The 52-year-old Davis brought this tournament to life and won himself a new generation of supporters with his remarkable second-round victory against defending champion John Higgins. It was tempting, and romantic, to believe amid the euphoria and the scale of his achievement that Davis might have rediscovered the form to take him all the way to the final, 21 years after the last of his six world titles.
But Davis warned he would be taking each ball and each frame as they came, rather than looking further ahead. And in Robertson he met an Australian who potted ball after ball, winning frame after frame.
The 28-year-old from Melbourne showed Davis no mercy in the first round last year and repeated the treatment. Davis gave another sell-out Crucible crowd a classic century to savour in the evening session, an immaculate 128, but that was out of keeping with the flow of the match.
Robertson raced into a 7-1 lead in the morning session and converted that into his emphatic overnight lead. The evening interval score of 10-2 had a familiar look, given that Robertson crushed Davis by the same margin 12 months ago.

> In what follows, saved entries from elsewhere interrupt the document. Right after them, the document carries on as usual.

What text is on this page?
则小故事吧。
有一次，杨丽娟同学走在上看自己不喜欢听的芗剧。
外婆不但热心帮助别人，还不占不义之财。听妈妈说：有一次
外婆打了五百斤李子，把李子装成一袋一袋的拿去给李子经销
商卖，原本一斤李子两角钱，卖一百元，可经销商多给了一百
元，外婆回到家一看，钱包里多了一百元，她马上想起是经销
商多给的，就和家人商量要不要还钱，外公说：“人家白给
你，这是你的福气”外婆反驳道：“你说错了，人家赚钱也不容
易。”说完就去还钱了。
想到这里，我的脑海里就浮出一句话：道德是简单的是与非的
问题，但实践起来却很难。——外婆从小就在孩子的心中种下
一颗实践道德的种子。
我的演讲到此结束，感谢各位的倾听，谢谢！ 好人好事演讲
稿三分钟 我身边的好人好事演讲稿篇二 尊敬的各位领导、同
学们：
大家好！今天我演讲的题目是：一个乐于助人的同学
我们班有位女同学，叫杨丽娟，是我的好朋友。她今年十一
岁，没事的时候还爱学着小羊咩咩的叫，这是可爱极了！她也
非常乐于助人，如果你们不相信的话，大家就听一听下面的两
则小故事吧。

The opportunity was there for Robertson to earn himself an unexpected day off, and that seemed likely when he edged their first frame back and then made it 12-2 with a sparkling 92 break.
Davis won the next frame on the black with a gutsy 32 clearance, and then crept over the line in the next, eventually potting the pink after a safety battle. Robertson has every chance of becoming the first man from outside the British Isles to land the world title since Canada's Cliff Thorburn in 1980.
Scotland's Graeme Dott fought back to move on to level terms with Northern Ireland's Mark Allen at 8-8. Allen had led 4-0 and 5-3 after a break of 100 in the eighth frame. But 2006 champion Dott had runs of 74, 116, 85 and 67 in the second session of a match, which concludes this morning.
Earlier, Mark Selby had let Ronnie O'Sullivan off the hook as an intriguing first session finished all square at 4-4.
At one stage in frame three O'Sullivan sat in the front row with journalists while Selby played a shot, to the amusement of the audience, and then he left his seat to watch events on the other table for several minutes, peering around the curtain to check on Ali Carter and Shaun Murphy.
The match O'Sullivan was taking an interest in showed a 5-3 lead for Murphy after the opening session.